Results: Heat-exposed mice presented significant increases in rectal, scrotal surface and body surface temperature. The concentrations of cortisol and testosterone in serum fluctuated with the number of exposed days. There were significant decrease in testes weight and relative testes weight on day 12 compared with those on other days, but significant increases in catalase (CAT) activity on day 1 and GSH level on day 4 compared with control group. The activities of total superoxide dismutase (T-SOD) and copper-zinc SOD (CuZn-SOD) increased significantly on days 8 and 12. Moreover, prominent nuclear accumulation of Nrf2 protein was observed in Leydig cells on day 2, accompanying with up-regulated mRNA levels of Nrf2-regulated genes such as Nrf2, heme oxygenase 1 (HO-1), γ-Glutamylcysteine synthetase (GCLC) and NAD (P) H: quinone oxidoreductase 1 (NQO1)) in heat-treated groups.
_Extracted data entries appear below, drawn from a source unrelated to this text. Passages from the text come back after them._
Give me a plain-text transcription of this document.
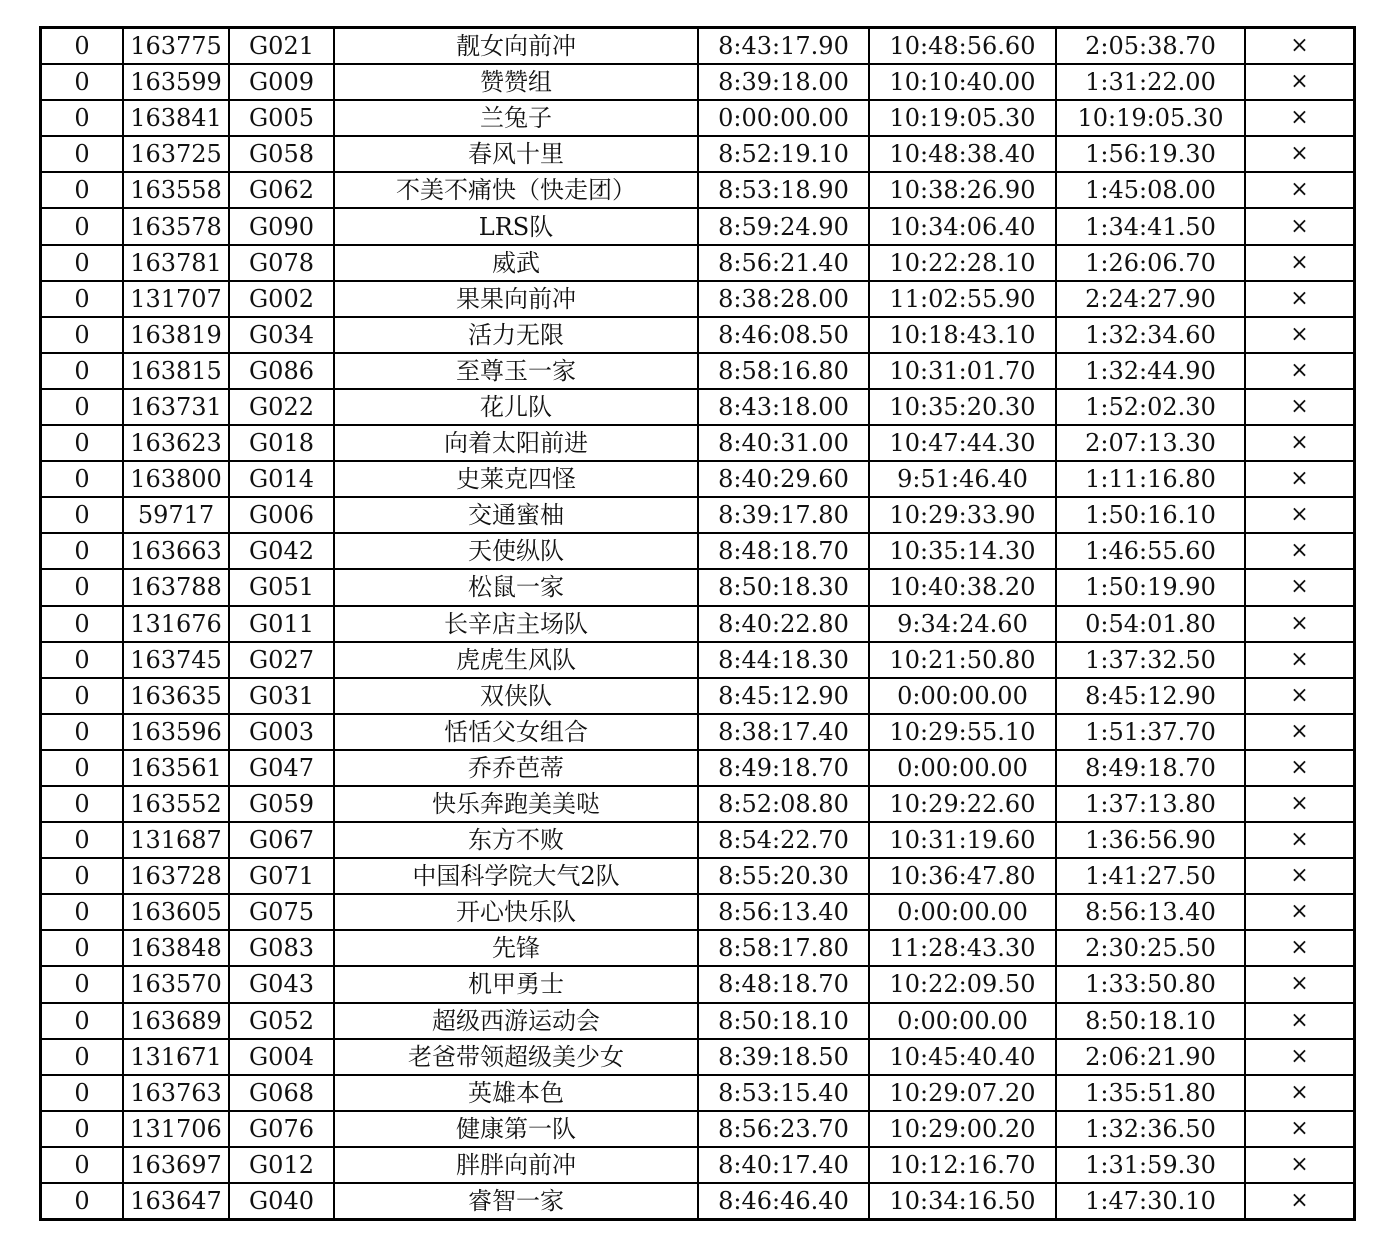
0	163775	G021	靓女向前冲	8:43:17.90	10:48:56.60	2:05:38.70	×
0	163599	G009	赞赞组	8:39:18.00	10:10:40.00	1:31:22.00	×
0	163841	G005	兰兔子	0:00:00.00	10:19:05.30	10:19:05.30	×
0	163725	G058	春风十里	8:52:19.10	10:48:38.40	1:56:19.30	×
0	163558	G062	不美不痛快（快走团）	8:53:18.90	10:38:26.90	1:45:08.00	×
0	163578	G090	LRS队	8:59:24.90	10:34:06.40	1:34:41.50	×
0	163781	G078	威武	8:56:21.40	10:22:28.10	1:26:06.70	×
0	131707	G002	果果向前冲	8:38:28.00	11:02:55.90	2:24:27.90	×
0	163819	G034	活力无限	8:46:08.50	10:18:43.10	1:32:34.60	×
0	163815	G086	至尊玉一家	8:58:16.80	10:31:01.70	1:32:44.90	×
0	163731	G022	花儿队	8:43:18.00	10:35:20.30	1:52:02.30	×
0	163623	G018	向着太阳前进	8:40:31.00	10:47:44.30	2:07:13.30	×
0	163800	G014	史莱克四怪	8:40:29.60	9:51:46.40	1:11:16.80	×
0	59717	G006	交通蜜柚	8:39:17.80	10:29:33.90	1:50:16.10	×
0	163663	G042	天使纵队	8:48:18.70	10:35:14.30	1:46:55.60	×
0	163788	G051	松鼠一家	8:50:18.30	10:40:38.20	1:50:19.90	×
0	131676	G011	长辛店主场队	8:40:22.80	9:34:24.60	0:54:01.80	×
0	163745	G027	虎虎生风队	8:44:18.30	10:21:50.80	1:37:32.50	×
0	163635	G031	双侠队	8:45:12.90	0:00:00.00	8:45:12.90	×
0	163596	G003	恬恬父女组合	8:38:17.40	10:29:55.10	1:51:37.70	×
0	163561	G047	乔乔芭蒂	8:49:18.70	0:00:00.00	8:49:18.70	×
0	163552	G059	快乐奔跑美美哒	8:52:08.80	10:29:22.60	1:37:13.80	×
0	131687	G067	东方不败	8:54:22.70	10:31:19.60	1:36:56.90	×
0	163728	G071	中国科学院大气2队	8:55:20.30	10:36:47.80	1:41:27.50	×
0	163605	G075	开心快乐队	8:56:13.40	0:00:00.00	8:56:13.40	×
0	163848	G083	先锋	8:58:17.80	11:28:43.30	2:30:25.50	×
0	163570	G043	机甲勇士	8:48:18.70	10:22:09.50	1:33:50.80	×
0	163689	G052	超级西游运动会	8:50:18.10	0:00:00.00	8:50:18.10	×
0	131671	G004	老爸带领超级美少女	8:39:18.50	10:45:40.40	2:06:21.90	×
0	163763	G068	英雄本色	8:53:15.40	10:29:07.20	1:35:51.80	×
0	131706	G076	健康第一队	8:56:23.70	10:29:00.20	1:32:36.50	×
0	163697	G012	胖胖向前冲	8:40:17.40	10:12:16.70	1:31:59.30	×
0	163647	G040	睿智一家	8:46:46.40	10:34:16.50	1:47:30.10	×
Conclusions: These results suggest that Nrf2 displayed nuclear accumulation and protective activity in the process of heat treated-induced oxidative stress in mouse testes, indicating that Nrf2 might be a potential target for new drugs designed to protect germ cell and Leydig cell from oxidative stress.

Figure 1

Body and scrotal surface temperatures of mice before and during heat treatment. The table showed the body and scrotal surface temperatures of each mouse before (A) and during (B) heat treatment, as measured one time using a thermal imaging camera. (C) Mouse body surface temperatures were measured before and during heat treatment on days 1, 2, 4, 8 and 12. Average body surface temperature was achieved by counting the average of body surface temperatures of five mice, paired t-test, body surface temperature during treatment vs. before treatment, * P < 0.05. (D) Mice scrotal surface temperatures were measured before and during heat treatment on days 1, 2, 4, 8 and 12. Average scrotal surface temperature was achieved by counting the average of scrotal surface temperatures of five mice, scrotal surface temperature during treatment vs. before treatment, * P < 0.05. T, testis. Each bar represents the mean ± SEM (n = 5).

Figure 2

Effects of heat treatment on average rectal temperature of mice before and during heat treatment. Mouse rectal temperature were measured before and during heat treatment (42°C) using a digital thermometer on days 1, 2, 4, 8 and 12, paired t-test, rectal temperature during treatment vs. before treatment, * P < 0.05. Each bar represents the mean ± SEM (n = 5).

Figure 3

Effects of heat treatment on serum cortisol and testosterone in mice. The concentrations of cortisol (A) and testosterone (B) in serum were measured on days 0, 1, 2, 4, 8 and 12. Each bar represents the mean ± SEM (n = 5). Different superscripts above bar differ significantly between each other (P < 0.05).

Figure 4

Effects of heat treatment on oxidative stress parameters in the testes of mice. The parameters (A, MDA; B, GSH; C, GPX; D, CAT; E, T-SOD and F, CuZn-SOD) were measured on days 0, 1, 2, 4, 8 and 12. Each bar represents the mean ± SEM (n = 5). Different superscripts above bar differ significantly between each other (P < 0.05).

Figure 5

Immunohistochemical detection of Nrf2 in the testes of mice. Sections from heat-treated mice on 0 d (A), 2 d (B), 4 d (C) and 12 d (D) were stained with anti-body Nrf2. The immunohistochemical signals appear brown and the counterstained background appears blue in color. →, Leydig cell; ↓, spermatocyte; ←, round spermatid; ↑, enlongate spermatid. Bar = 100 μm.

Figure 6

Effects of heat treatment on mRNA expression of Nrf2-regulated genes in the testes of mice. The mRNA levels of Nrf2-regulated genes (A, Nrf2; B, GCLC; C, HO-1 and D, NQO1), as measured by real-time PCR. Values were normalized using ACTB as the endogenous standard. Each bar represents the mean ± SEM (n = 5). Different superscripts above bar differ significantly between each other (P < 0.05).

Figure 7

Proposed model of Nrf2-mediated protection to whole body heat stress in mice testes. ROS production induced by heat stress was inhibited by the antioxidative system in cytoplasm. Increased ROS stimulated Nrf2-antioxidant system and up-regulated CuZn-SOD concentration in spermatogonia. Thereby, the antioxidative system was enhanced and efficiently protected testes against oxidative damage.